6. Für die Zulässigkeit einer Beschwerde ist es nicht unbedingt erforderlich, dass der Beschwerdeführer die Entscheidung der Einspruchsabteilung als fehlerhaft angreift. Nach der gefestigten Rechtsprechung (vgl. "Rechtsprechung der Beschwerdekammern des Europäischen Patentamts", 9. Auflage 2019, V.A.2.6.5 c)) kann eine Beschwerdebegründung auch dann als ausreichend angesehen werden, wenn ein neuer Sachverhalt vorgebracht wird, der der Entscheidung die rechtliche Grundlage entzieht. Insbesondere kann ein Beschwerdeführer geänderte Anspruchssätze vorlegen und erläutern, warum diese geeignet sind, die in der angefochtenen Entscheidung gerügten Mängel auszuräumen. Ausnahmsweise kann aber ein neuer Antrag, der offensichtlich der Ausräumung des Widerrufsgrunds dient, z.B. weil ein von der Einspruchsabteilung unter Artikel 123 (2) EPÜ beanstandetes Merkmal durch eine passende Änderung ersetzt wird, durchaus ohne weitere Begründung, warum die angefochtene Entscheidung für falsch gehalten wird, einen ummittelbar erkennbaren und ausreichend direkten Zusammenhang zwischen der angefochtenen Entscheidung und der Beschwerdebegründung darstellen (s. T 1276/05, Punkt 1.2 der Entscheidungsbegründung; T 933/04, Punkt 1.2.3 der Entscheidungsbegründung).

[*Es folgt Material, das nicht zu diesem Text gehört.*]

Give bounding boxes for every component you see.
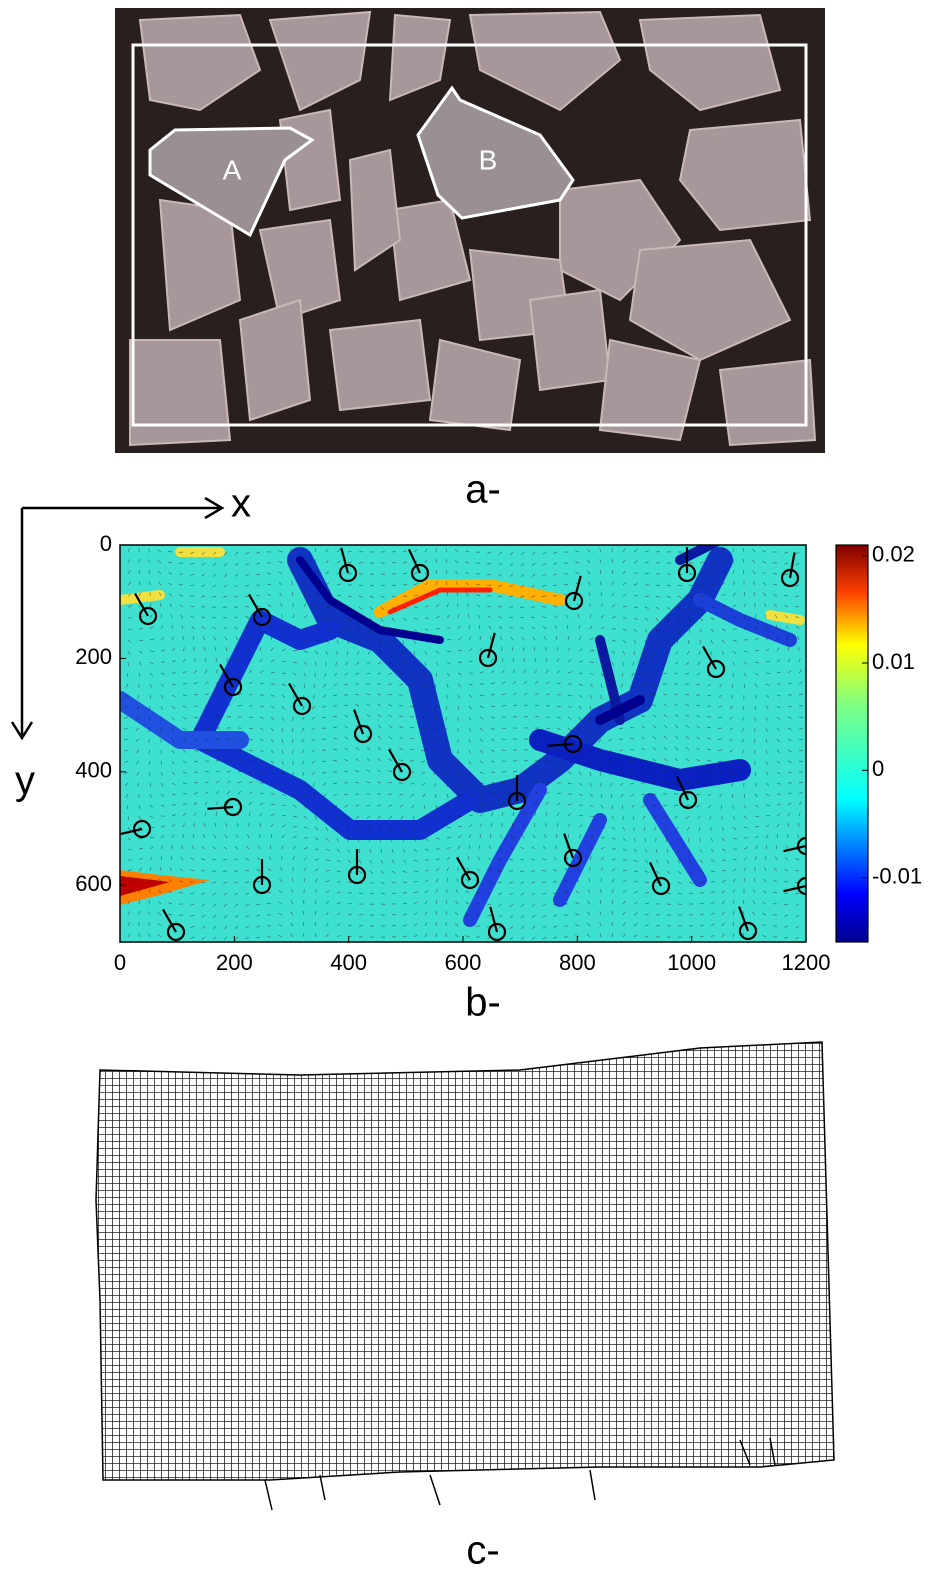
axis-arrows bbox=[10, 496, 225, 741]
axis-label: x bbox=[231, 482, 251, 526]
rotation-stick bbox=[207, 805, 234, 810]
rotation-disc bbox=[410, 563, 430, 583]
colorbar bbox=[835, 544, 869, 943]
rotation-stick bbox=[783, 884, 806, 893]
rotation-stick bbox=[288, 682, 303, 707]
rotation-stick bbox=[572, 575, 582, 602]
deformed-mesh bbox=[95, 1041, 835, 1481]
rotation-stick bbox=[388, 748, 403, 773]
rotation-disc bbox=[392, 762, 412, 782]
rotation-disc bbox=[651, 876, 671, 896]
rotation-disc bbox=[487, 922, 507, 942]
rotation-stick bbox=[563, 833, 575, 859]
rotation-stick bbox=[120, 827, 143, 836]
rotation-disc bbox=[252, 607, 272, 627]
rotation-stick bbox=[676, 775, 689, 801]
colorbar-tick-label: 0.01 bbox=[872, 649, 915, 674]
rotation-disc bbox=[223, 677, 243, 697]
rotation-disc bbox=[478, 648, 498, 668]
rotation-disc bbox=[796, 836, 806, 856]
rotation-disc bbox=[353, 724, 373, 744]
rotation-disc bbox=[138, 606, 158, 626]
heatmap bbox=[120, 545, 806, 942]
x-tick-label: 800 bbox=[559, 950, 596, 975]
x-tick-label: 0 bbox=[114, 950, 126, 975]
rotation-stick bbox=[489, 906, 499, 933]
caption: c- bbox=[466, 1529, 499, 1571]
x-tick-label: 200 bbox=[216, 950, 253, 975]
x-tick-label: 400 bbox=[330, 950, 367, 975]
rotation-stick bbox=[248, 593, 263, 618]
rotation-stick bbox=[219, 663, 234, 688]
photo bbox=[115, 8, 825, 453]
x-tick-label: 1200 bbox=[782, 950, 831, 975]
rotation-disc bbox=[706, 659, 726, 679]
y-tick-label: 400 bbox=[75, 758, 112, 783]
rotation-stick bbox=[547, 742, 574, 747]
rotation-stick bbox=[788, 552, 796, 579]
mesh-spikes bbox=[264, 1437, 776, 1511]
rotation-stick bbox=[702, 645, 717, 670]
rotation-stick bbox=[408, 548, 421, 574]
region-label: B bbox=[479, 144, 498, 175]
rotation-disc bbox=[738, 921, 758, 941]
rotation-disc bbox=[460, 870, 480, 890]
colorbar-tick-label: 0 bbox=[872, 756, 884, 781]
rotation-stick bbox=[340, 547, 350, 574]
rotation-stick bbox=[353, 709, 365, 735]
rotation-disc bbox=[563, 848, 583, 868]
axis-label: y bbox=[15, 759, 35, 803]
y-tick-label: 0 bbox=[100, 531, 112, 556]
caption: a- bbox=[465, 468, 501, 512]
rotation-stick bbox=[134, 592, 149, 617]
region-label: A bbox=[223, 154, 242, 185]
rotation-stick bbox=[783, 844, 806, 853]
rotation-disc bbox=[132, 819, 152, 839]
rotation-disc bbox=[780, 568, 800, 588]
colorbar-tick-label: -0.01 bbox=[872, 863, 922, 888]
rotation-stick bbox=[649, 861, 662, 887]
rotation-disc bbox=[796, 876, 806, 896]
rotation-disc bbox=[166, 922, 186, 942]
rotation-disc bbox=[338, 563, 358, 583]
vector-field bbox=[124, 547, 804, 941]
rotation-disc bbox=[678, 790, 698, 810]
rotation-disc bbox=[292, 696, 312, 716]
x-tick-label: 600 bbox=[445, 950, 482, 975]
rotation-stick bbox=[456, 856, 471, 881]
caption: b- bbox=[465, 981, 501, 1025]
y-tick-label: 600 bbox=[75, 871, 112, 896]
x-tick-label: 1000 bbox=[667, 950, 716, 975]
rotation-disc bbox=[564, 591, 584, 611]
rotation-stick bbox=[738, 906, 750, 932]
colorbar-tick-label: 0.02 bbox=[872, 542, 915, 567]
y-tick-label: 200 bbox=[75, 644, 112, 669]
rotation-stick bbox=[162, 908, 177, 933]
rotation-stick bbox=[486, 632, 496, 659]
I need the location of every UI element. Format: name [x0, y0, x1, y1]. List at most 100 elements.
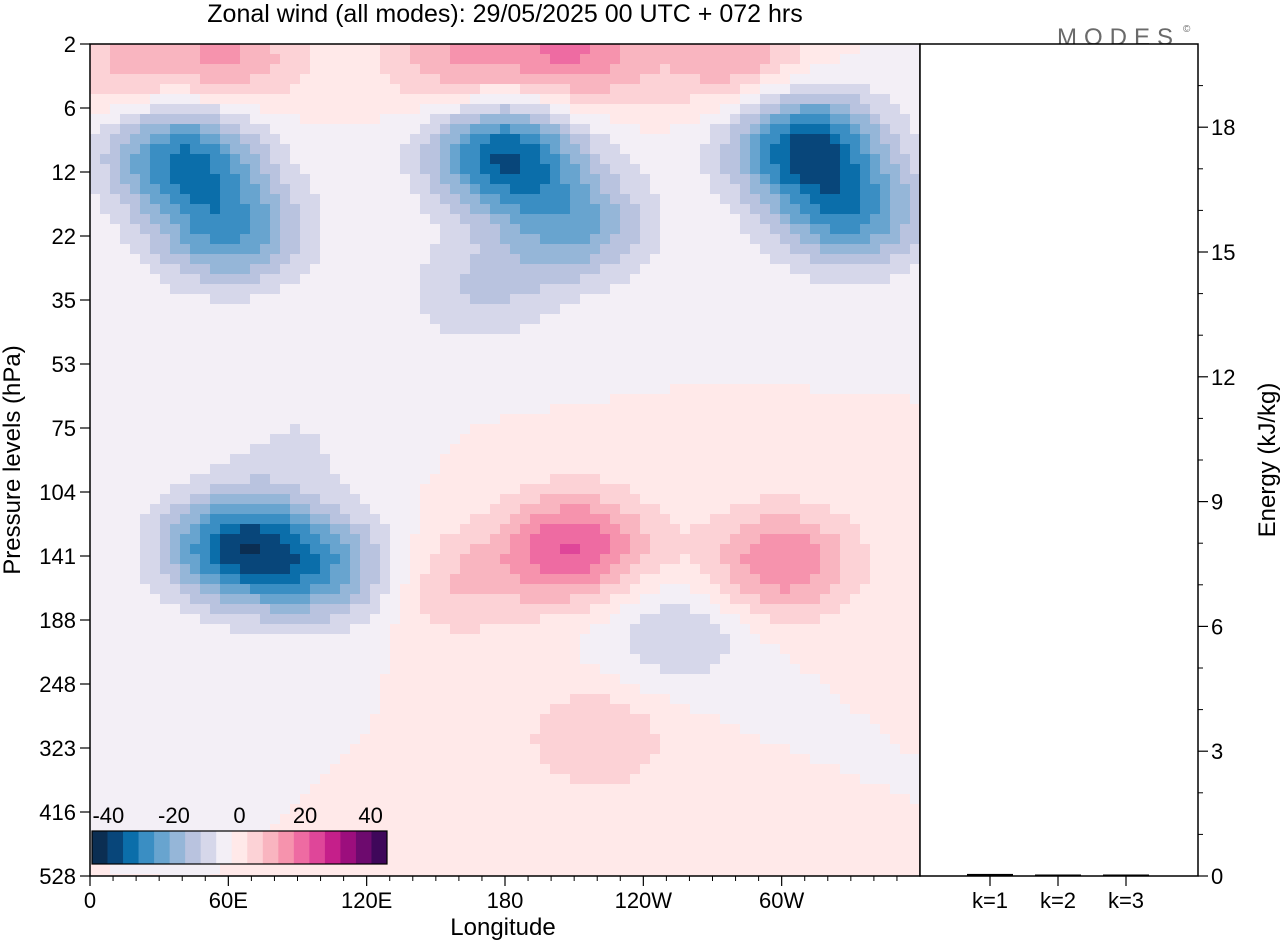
heatmap-cell	[840, 404, 851, 415]
heatmap-cell	[180, 474, 191, 485]
heatmap-cell	[620, 574, 631, 585]
heatmap-cell	[310, 404, 321, 415]
heatmap-cell	[160, 544, 171, 555]
heatmap-cell	[790, 164, 801, 175]
heatmap-cell	[180, 284, 191, 295]
heatmap-cell	[770, 144, 781, 155]
heatmap-cell	[870, 274, 881, 285]
heatmap-cell	[210, 324, 221, 335]
heatmap-cell	[300, 194, 311, 205]
heatmap-cells	[90, 44, 920, 876]
heatmap-cell	[130, 494, 141, 505]
heatmap-cell	[890, 544, 901, 555]
heatmap-cell	[410, 64, 421, 75]
heatmap-cell	[780, 364, 791, 375]
heatmap-cell	[780, 404, 791, 415]
heatmap-cell	[440, 204, 451, 215]
heatmap-cell	[510, 134, 521, 145]
heatmap-cell	[720, 534, 731, 545]
heatmap-cell	[740, 404, 751, 415]
heatmap-cell	[860, 604, 871, 615]
heatmap-cell	[830, 604, 841, 615]
heatmap-cell	[180, 404, 191, 415]
heatmap-cell	[880, 204, 891, 215]
heatmap-cell	[420, 74, 431, 85]
heatmap-cell	[580, 634, 591, 645]
heatmap-cell	[710, 54, 721, 65]
heatmap-cell	[510, 584, 521, 595]
heatmap-cell	[260, 624, 271, 635]
heatmap-cell	[240, 214, 251, 225]
heatmap-cell	[240, 124, 251, 135]
heatmap-cell	[400, 354, 411, 365]
heatmap-cell	[640, 284, 651, 295]
heatmap-cell	[280, 604, 291, 615]
heatmap-cell	[480, 414, 491, 425]
heatmap-cell	[690, 444, 701, 455]
heatmap-cell	[390, 554, 401, 565]
heatmap-cell	[890, 334, 901, 345]
heatmap-cell	[410, 154, 421, 165]
heatmap-cell	[370, 544, 381, 555]
heatmap-cell	[480, 274, 491, 285]
heatmap-cell	[440, 574, 451, 585]
heatmap-cell	[260, 394, 271, 405]
heatmap-cell	[440, 264, 451, 275]
heatmap-cell	[580, 194, 591, 205]
heatmap-cell	[170, 94, 181, 105]
heatmap-cell	[130, 224, 141, 235]
heatmap-cell	[400, 624, 411, 635]
heatmap-cell	[650, 244, 661, 255]
heatmap-cell	[620, 354, 631, 365]
heatmap-cell	[550, 484, 561, 495]
heatmap-cell	[440, 614, 451, 625]
heatmap-cell	[140, 134, 151, 145]
heatmap-cell	[160, 114, 171, 125]
heatmap-cell	[470, 544, 481, 555]
heatmap-cell	[870, 74, 881, 85]
heatmap-cell	[680, 284, 691, 295]
heatmap-cell	[240, 324, 251, 335]
heatmap-cell	[140, 374, 151, 385]
heatmap-cell	[280, 564, 291, 575]
heatmap-cell	[150, 264, 161, 275]
heatmap-cell	[190, 614, 201, 625]
heatmap-cell	[400, 414, 411, 425]
heatmap-cell	[220, 634, 231, 645]
heatmap-cell	[730, 604, 741, 615]
heatmap-cell	[190, 454, 201, 465]
heatmap-cell	[180, 184, 191, 195]
heatmap-cell	[320, 554, 331, 565]
heatmap-cell	[320, 84, 331, 95]
heatmap-cell	[280, 224, 291, 235]
heatmap-cell	[170, 584, 181, 595]
heatmap-cell	[90, 414, 101, 425]
heatmap-cell	[850, 244, 861, 255]
heatmap-cell	[280, 584, 291, 595]
heatmap-cell	[830, 144, 841, 155]
heatmap-cell	[130, 564, 141, 575]
heatmap-cell	[590, 454, 601, 465]
heatmap-cell	[190, 324, 201, 335]
heatmap-cell	[540, 144, 551, 155]
heatmap-cell	[470, 54, 481, 65]
heatmap-cell	[780, 334, 791, 345]
heatmap-cell	[590, 324, 601, 335]
heatmap-cell	[390, 534, 401, 545]
heatmap-cell	[810, 574, 821, 585]
heatmap-cell	[590, 274, 601, 285]
heatmap-cell	[820, 534, 831, 545]
heatmap-cell	[650, 334, 661, 345]
heatmap-cell	[420, 84, 431, 95]
heatmap-cell	[720, 574, 731, 585]
heatmap-cell	[910, 124, 920, 135]
heatmap-cell	[640, 294, 651, 305]
heatmap-cell	[110, 454, 121, 465]
heatmap-cell	[430, 194, 441, 205]
heatmap-cell	[590, 244, 601, 255]
heatmap-cell	[610, 364, 621, 375]
heatmap-cell	[300, 594, 311, 605]
heatmap-cell	[660, 534, 671, 545]
heatmap-cell	[90, 624, 101, 635]
heatmap-cell	[520, 254, 531, 265]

Dabei kommt es für die Frage der Zulässigkeit der Beschwerde nicht darauf an, ob die geänderten Ansprüche in weiterer Folge von der Kammer ins Verfahren zugelassen werden oder ob der Vortrag des Beschwerdeführers letztlich überzeugend ist.
7. Im vorliegenden Fall ist das Patent wegen Verstöße gegen Artikel 123 (2) und (3) EPÜ in Verbindung mit Änderungen des Patents gemäß dem Hauptantrag und jeden der ersten und zweiten Hilfsanträge, alle in Vorbereitung auf die mündliche Verhandlung vor der Einspruchsabteilung eingereicht, sowie wegen fehlender Neuheit des Gegenstands der Ansprüche 1 und 4 gemäß dem dritten Hilfsantrag, der im Laufe der mündlichen Verhandlung vor der Einspruchsabteilung eingereicht worden war, im Hinblick auf die Druckschrift D1 widerrufen worden.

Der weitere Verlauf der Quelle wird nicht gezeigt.